Depuis, je n’ai pas arrêté une seconde, enchaînant visites, contacts avec les Maires, interviews. Je découvre à quel point une campagne présidentielle exige un sang-froid permanent et une conviction inébranlable.

Ce qui est, sans doute, le plus pénible pour moi est d’avoir toujours à me battre pour simplement être reconnu comme candidat. Tout est fait, bien sûr, pour empêcher les Français d’avoir le choix. Le climat est particulièrement malsain. Comme je l’ai indiqué dans mon discours de dimanche, la petite aristocratie politico-médiatique parisienne et bruxelloise entend visser solidement le couvercle sur la marmite et empêcher tout nouveau candidat de parler aux Français.

La confusion manifeste entre les rôles de Ministre de l’Intérieur et de candidat est le symbole de cette dérive antidémocratique. Je n’en reviens toujours pas que Nicolas Sarkozy ignore ce qu’il y a de choquant dans cette situation. Sommes-nous encore dans une vraie démocratie ? Où sont donc passées l’égalité de traitement entre les candidats, l’indispensable neutralité partisane de l’Etat républicain ? A en croire que le scandaleux précédent de la campagne référendaire, qui a vu une odieuse propagande d’Etat se déchaîner contre le non et jusqu’à des ministres en exercice inviter leurs homologues européens pour insulter sur notre propre sol et en leur présence les opposants à la Constitution, a fait disparaître dans l’esprit de nos classes dirigeantes tout respect des règles les plus élémentaires de la démocratie républicaine !

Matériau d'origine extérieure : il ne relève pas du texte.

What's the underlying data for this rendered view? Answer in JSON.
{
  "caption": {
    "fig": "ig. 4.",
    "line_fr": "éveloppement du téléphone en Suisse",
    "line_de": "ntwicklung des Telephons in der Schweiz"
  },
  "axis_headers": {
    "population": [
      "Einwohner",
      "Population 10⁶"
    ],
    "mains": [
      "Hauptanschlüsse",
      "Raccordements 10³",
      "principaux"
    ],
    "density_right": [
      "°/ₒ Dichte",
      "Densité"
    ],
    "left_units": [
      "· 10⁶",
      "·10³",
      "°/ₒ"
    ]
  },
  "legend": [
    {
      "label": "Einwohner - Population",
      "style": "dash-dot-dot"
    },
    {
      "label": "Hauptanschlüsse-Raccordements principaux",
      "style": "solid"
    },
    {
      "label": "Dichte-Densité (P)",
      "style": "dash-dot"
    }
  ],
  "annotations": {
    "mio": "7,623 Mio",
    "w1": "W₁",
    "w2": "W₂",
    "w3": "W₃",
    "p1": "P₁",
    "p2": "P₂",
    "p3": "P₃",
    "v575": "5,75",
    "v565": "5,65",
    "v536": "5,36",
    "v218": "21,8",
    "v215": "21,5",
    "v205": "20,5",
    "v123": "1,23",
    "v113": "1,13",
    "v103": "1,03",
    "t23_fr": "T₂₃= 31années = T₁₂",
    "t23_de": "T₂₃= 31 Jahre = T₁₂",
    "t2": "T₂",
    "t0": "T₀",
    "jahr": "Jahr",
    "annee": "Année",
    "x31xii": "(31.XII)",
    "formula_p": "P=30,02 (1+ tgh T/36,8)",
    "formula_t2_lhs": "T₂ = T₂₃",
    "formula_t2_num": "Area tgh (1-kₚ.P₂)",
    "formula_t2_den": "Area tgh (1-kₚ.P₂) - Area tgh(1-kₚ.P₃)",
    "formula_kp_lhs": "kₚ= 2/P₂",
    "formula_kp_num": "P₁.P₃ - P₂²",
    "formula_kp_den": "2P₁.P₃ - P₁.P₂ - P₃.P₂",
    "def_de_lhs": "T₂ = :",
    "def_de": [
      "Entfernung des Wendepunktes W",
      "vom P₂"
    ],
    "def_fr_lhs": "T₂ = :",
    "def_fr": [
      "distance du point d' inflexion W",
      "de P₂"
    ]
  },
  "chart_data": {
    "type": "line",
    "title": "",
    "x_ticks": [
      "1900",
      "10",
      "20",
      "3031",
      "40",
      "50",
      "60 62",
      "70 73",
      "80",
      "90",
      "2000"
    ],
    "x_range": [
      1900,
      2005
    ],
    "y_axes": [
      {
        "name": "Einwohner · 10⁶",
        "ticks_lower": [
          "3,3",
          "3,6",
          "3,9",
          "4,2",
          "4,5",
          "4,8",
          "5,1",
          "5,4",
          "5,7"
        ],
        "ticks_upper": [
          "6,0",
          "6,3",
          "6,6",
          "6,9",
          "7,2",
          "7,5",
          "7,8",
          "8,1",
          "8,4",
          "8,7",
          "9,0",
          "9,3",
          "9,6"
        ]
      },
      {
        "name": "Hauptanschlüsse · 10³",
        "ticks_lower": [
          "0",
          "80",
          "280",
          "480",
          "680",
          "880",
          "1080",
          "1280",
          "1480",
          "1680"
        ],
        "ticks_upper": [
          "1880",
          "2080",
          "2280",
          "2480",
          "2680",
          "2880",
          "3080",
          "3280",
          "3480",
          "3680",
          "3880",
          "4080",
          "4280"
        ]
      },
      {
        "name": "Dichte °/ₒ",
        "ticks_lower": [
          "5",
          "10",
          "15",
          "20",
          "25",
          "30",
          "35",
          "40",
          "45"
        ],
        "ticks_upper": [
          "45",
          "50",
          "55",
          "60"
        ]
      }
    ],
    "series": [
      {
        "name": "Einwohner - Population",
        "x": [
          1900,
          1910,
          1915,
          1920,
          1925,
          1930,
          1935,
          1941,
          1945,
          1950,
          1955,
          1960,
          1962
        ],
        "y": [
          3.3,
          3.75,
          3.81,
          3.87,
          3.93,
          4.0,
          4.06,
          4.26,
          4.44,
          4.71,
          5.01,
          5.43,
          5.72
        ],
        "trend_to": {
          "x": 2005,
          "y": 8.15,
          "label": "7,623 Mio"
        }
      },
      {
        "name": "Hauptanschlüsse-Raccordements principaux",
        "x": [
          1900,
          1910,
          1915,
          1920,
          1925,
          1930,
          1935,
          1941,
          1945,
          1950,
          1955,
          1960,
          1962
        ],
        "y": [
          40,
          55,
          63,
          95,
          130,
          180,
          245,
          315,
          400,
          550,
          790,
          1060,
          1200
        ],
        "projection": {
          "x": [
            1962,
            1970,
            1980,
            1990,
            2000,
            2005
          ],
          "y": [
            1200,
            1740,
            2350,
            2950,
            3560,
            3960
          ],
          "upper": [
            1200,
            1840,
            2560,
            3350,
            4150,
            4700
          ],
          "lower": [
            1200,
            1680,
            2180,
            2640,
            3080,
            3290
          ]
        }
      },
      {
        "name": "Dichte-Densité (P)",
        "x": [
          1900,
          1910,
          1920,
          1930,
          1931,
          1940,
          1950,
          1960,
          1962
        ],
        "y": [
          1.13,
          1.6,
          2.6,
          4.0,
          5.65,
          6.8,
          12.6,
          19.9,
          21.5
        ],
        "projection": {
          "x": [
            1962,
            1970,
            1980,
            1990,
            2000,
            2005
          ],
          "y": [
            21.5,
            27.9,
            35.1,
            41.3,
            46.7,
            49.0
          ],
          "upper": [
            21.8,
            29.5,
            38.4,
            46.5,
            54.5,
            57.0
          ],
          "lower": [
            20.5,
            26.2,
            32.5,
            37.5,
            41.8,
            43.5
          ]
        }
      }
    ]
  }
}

Et de débat, bien évidemment, il n’y en a pas davantage. En fait de confrontation d’idées et de projets, on assiste, consterné, au triste spectacle d’un concours de crocs-en-jambes, lancer de boules puantes et autres petites phrases de pur marketing politicien. Un peu comme si les principaux candidats n’avaient rien à se dire, étant d’accord sur l’essentiel. Les médias déplorent cette dérive affligeante, mais ne font guère d’effort pour rappeler à l’ordre du débat démocratique les candidats. Et ensuite, ce seront les mêmes qui feront la morale aux millions de Français tentés par les extrêmes ? !

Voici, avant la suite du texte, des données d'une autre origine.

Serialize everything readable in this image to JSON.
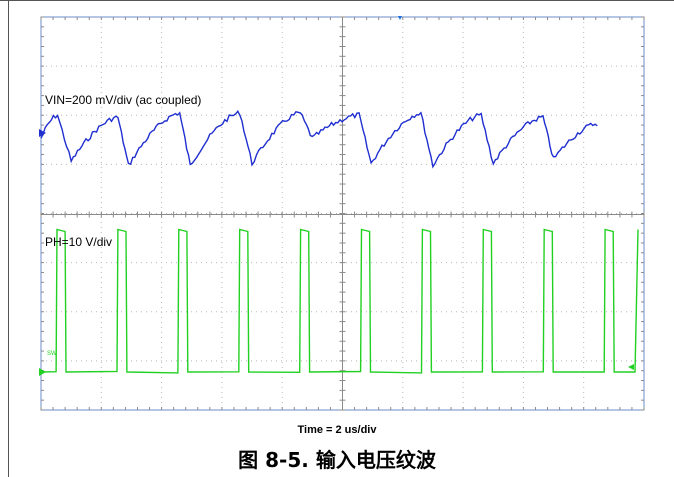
{
  "chart_data": {
    "type": "line",
    "title": "",
    "xlabel": "Time = 2 us/div",
    "caption": "图 8-5. 输入电压纹波",
    "grid": true,
    "x_divisions": 10,
    "y_divisions": 8,
    "series": [
      {
        "name": "VIN=200 mV/div (ac coupled)",
        "color": "#1f2fd0",
        "x": [
          0.0,
          0.55,
          1.0,
          2.55,
          2.9,
          4.6,
          4.95,
          6.6,
          7.0,
          8.6,
          9.0,
          10.55,
          10.95,
          12.6,
          13.0,
          14.6,
          15.0,
          16.65,
          17.0,
          18.45
        ],
        "y": [
          -0.1,
          0.45,
          -0.65,
          0.4,
          -0.75,
          0.5,
          -0.75,
          0.5,
          -0.7,
          0.5,
          -0.1,
          0.45,
          -0.7,
          0.5,
          -0.75,
          0.45,
          -0.7,
          0.4,
          -0.6,
          0.25
        ]
      },
      {
        "name": "PH=10 V/div",
        "color": "#22d022",
        "period_us": 2.02,
        "on_time_us": 0.3,
        "first_rise_us": 0.5,
        "high_v": 29,
        "low_v": 0
      }
    ]
  }
}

Comment les Français pourraient-ils subir cette mascarade encore trois mois ? Je crois en mon for intérieur à la sagesse du peuple français. Mais pourra-t-il réagir à temps ? J’espère que le bon sens républicain le conduira à s’exprimer dans les urnes plutôt que dans la rue après l’élection.

Pour ma part, je ne dévierai pas. Je poursuis ma campagne avec une série de déplacements (5 départements la semaine prochaine). Je continue à développer mes trois thèmes de campagne - la Nation, la République, le Progrès social - en précisant mes propositions.

Je recherche activement les derniers parrainages nécessaires. A cet égard, je demande à tous ceux qui peuvent me lire de ne négliger aucun appui. Il nous reste peu de temps pour atteindre le chiffre de 500. Chaque signature compte. A ceux qui parfois s’interrogent sur ce blog, je ne réponds qu’une seule chose : mobilisez-vous, allez voir les Maires, aidez-nous au siège de campagne, sur le net,…

Au-delà de la campagne présidentielle elle-même, n’oublions pas que c’est la survie, puis la renaissance, d’une « certaine idée » de la France et de la République qui est en jeu. Seule ma candidature permettra ensuite de bâtir la force politique de rassemblement capable de bouleverser le triste paysage politique d’aujourd’hui.